Comparative Effectiveness/Safety Research With Multiple Treatment Groups

Abstract

Thanks to the continued development of new medications in many therapeutic areas, patients and clinicians often are faced with the need to choose from multiple treatment options. All treatment decisions should ideally be informed with randomized controlled trials. However, randomized controlled trials with multiple active medications are rare. In the absence of trial evidence, comparative effectiveness/safety research utilizing observational data can play important roles. Although propensity score methods have become a standard tool in comparative effectiveness/safety research, they are less frequently used in questions involving three or more treatment options. This is in part due to the lack of familiarity and methods. In this dissertation, we extended several existing methods that had originally been developed in the two-group setting to the multi-group setting to overcome this. In Chapter 1, we extended the matching weights, an alternative propensity score weighting method, to the general multi-group setting. We showed its asymptotic equivalence to multi-group simultaneous propensity score matching and confirmed its similarity to three-way simultaneous matching in a simulation. In Chapter 2, we applied the multi-group matching weights method to an applied question on the bone safety of analgesics.
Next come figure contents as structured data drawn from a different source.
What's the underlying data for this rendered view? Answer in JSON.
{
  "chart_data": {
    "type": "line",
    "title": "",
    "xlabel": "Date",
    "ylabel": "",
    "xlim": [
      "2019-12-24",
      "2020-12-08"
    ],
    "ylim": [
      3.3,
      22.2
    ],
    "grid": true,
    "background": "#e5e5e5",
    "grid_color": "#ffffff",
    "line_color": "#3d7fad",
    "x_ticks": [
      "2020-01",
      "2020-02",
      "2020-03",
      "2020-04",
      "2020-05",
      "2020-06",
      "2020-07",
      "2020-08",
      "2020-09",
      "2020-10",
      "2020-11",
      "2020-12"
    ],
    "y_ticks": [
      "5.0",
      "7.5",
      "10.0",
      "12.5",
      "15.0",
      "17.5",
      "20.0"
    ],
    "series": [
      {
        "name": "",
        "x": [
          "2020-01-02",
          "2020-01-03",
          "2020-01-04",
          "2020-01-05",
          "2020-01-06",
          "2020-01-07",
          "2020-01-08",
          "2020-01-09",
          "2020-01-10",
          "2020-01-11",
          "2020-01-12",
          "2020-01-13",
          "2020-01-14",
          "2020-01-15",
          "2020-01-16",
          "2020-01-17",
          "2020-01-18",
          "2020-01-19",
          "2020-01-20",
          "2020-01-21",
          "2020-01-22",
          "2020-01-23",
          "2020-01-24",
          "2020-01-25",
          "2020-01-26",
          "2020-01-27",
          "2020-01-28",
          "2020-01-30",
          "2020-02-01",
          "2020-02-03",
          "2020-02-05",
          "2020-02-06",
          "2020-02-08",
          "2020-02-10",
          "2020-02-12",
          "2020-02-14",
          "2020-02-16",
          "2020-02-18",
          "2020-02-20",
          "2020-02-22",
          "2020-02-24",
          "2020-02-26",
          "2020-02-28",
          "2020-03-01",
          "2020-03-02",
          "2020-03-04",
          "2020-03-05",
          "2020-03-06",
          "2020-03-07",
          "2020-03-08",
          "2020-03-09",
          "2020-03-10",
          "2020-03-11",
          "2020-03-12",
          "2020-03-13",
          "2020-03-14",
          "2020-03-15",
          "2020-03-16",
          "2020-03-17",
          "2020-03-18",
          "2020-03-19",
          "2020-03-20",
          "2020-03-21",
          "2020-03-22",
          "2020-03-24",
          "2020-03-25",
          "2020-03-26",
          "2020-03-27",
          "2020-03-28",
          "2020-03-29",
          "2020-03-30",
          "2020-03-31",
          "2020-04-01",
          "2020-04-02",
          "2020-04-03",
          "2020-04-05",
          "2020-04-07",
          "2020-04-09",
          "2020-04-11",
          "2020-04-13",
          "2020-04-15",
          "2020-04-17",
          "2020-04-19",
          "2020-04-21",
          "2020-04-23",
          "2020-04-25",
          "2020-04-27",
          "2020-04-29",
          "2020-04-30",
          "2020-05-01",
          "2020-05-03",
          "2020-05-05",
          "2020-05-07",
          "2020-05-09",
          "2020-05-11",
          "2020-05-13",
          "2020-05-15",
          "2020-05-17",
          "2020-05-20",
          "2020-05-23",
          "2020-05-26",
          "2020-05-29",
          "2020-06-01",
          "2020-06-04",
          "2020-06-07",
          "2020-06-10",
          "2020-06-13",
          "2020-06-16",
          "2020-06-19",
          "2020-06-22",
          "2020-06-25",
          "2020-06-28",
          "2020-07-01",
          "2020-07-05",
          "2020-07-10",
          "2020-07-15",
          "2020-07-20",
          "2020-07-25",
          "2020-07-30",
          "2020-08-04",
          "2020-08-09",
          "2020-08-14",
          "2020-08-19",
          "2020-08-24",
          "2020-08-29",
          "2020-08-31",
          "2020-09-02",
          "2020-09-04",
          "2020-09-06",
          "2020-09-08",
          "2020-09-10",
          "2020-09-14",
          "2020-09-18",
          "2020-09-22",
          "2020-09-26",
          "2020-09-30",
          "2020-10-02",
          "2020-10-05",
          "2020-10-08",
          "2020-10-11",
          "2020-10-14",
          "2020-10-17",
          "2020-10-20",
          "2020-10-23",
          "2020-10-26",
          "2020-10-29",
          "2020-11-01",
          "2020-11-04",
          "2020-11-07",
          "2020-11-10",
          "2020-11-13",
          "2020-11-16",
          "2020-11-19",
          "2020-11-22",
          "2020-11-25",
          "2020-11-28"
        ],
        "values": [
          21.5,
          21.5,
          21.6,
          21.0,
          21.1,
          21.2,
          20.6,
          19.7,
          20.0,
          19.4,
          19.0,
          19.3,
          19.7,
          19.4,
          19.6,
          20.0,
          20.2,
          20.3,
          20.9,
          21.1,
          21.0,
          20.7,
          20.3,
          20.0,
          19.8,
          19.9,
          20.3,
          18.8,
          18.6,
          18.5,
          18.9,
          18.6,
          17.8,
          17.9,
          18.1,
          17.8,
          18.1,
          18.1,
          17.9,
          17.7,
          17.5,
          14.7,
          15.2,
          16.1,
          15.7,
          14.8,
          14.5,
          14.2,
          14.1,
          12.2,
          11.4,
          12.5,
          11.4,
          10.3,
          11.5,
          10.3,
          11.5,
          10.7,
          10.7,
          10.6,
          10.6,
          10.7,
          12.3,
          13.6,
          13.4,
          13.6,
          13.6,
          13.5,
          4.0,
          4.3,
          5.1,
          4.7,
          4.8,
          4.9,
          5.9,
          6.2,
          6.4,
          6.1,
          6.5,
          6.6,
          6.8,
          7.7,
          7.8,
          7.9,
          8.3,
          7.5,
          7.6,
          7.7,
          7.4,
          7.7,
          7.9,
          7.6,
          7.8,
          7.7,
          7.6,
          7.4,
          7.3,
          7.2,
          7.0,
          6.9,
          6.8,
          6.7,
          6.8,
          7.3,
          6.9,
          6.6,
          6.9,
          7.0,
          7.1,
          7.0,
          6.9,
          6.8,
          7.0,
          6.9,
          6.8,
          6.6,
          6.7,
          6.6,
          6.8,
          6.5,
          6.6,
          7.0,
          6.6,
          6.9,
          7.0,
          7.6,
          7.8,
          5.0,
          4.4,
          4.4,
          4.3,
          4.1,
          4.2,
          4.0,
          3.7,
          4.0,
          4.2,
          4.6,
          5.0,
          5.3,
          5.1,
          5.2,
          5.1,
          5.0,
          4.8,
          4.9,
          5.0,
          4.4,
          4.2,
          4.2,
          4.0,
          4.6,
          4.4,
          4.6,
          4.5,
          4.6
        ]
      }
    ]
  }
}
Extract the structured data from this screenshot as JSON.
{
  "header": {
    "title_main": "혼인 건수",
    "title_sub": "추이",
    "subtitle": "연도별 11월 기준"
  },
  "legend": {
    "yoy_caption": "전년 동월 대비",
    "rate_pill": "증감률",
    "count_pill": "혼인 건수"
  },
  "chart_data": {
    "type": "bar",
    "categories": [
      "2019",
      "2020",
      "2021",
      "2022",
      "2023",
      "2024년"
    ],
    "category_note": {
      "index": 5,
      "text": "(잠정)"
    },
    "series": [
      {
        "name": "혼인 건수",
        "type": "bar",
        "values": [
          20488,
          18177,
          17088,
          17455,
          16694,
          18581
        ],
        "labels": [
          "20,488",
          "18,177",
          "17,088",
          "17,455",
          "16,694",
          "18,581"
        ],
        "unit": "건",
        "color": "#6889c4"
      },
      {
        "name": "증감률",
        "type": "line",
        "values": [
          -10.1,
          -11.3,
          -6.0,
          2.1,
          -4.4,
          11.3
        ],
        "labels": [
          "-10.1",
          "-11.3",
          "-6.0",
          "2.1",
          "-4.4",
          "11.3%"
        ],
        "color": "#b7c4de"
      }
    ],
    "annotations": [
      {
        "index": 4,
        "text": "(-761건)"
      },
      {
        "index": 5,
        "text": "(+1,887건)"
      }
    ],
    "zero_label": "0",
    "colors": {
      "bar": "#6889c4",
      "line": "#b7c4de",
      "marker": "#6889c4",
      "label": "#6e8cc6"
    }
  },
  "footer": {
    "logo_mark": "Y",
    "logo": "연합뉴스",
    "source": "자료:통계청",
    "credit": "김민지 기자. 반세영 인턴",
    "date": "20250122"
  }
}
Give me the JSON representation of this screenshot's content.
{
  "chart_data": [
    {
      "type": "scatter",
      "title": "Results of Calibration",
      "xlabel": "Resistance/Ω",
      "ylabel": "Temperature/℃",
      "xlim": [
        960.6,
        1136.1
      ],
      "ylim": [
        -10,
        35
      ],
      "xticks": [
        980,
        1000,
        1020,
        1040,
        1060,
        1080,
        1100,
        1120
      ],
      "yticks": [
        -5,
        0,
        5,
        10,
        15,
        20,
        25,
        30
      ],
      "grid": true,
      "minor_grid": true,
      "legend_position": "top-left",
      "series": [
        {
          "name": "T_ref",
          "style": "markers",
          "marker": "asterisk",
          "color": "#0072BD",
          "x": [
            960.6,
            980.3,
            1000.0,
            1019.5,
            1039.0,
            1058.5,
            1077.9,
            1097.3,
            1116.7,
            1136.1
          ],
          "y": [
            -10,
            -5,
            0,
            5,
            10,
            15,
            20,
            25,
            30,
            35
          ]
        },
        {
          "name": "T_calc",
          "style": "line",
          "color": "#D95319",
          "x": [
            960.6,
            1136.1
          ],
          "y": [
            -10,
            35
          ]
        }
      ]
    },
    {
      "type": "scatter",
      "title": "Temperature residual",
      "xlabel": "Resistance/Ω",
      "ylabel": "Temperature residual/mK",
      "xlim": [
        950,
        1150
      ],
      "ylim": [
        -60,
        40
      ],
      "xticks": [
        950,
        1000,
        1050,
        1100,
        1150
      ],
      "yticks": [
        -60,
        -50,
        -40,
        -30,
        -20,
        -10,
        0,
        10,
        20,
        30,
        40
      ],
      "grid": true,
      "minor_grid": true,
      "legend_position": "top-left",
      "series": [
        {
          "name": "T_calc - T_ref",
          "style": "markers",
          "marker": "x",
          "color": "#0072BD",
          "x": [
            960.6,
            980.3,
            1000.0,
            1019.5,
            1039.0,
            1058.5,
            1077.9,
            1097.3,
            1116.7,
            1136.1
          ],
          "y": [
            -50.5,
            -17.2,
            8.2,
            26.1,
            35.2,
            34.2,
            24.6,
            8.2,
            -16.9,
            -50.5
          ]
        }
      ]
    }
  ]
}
The analysis based on the initial treatment assignment showed similar changes in bone mineral density although the on-treatment analysis suggested a potentially detrimental effect of opioids. In Chapter 3, we developed an empirical equipoise tool for the multi-group setting to address the question familiar to pharmacoepidemiologists: Are the treatment groups similar enough? We examined the settings in which the tool helped identify the danger of residual confounding due to dissimilar patient characteristics. In Chapter 4, we proposed extensions of three existing propensity trimming methods into the multi-group setting. We examined their ability to reduce confounding due to unmeasured variables more common in the tails of the multinomial propensity score distribution. In conclusion, we extended several existing propensity score methods to the multi-group setting. We hope these methods promote and improve comparative effectiveness/safety research with multiple treatment groups.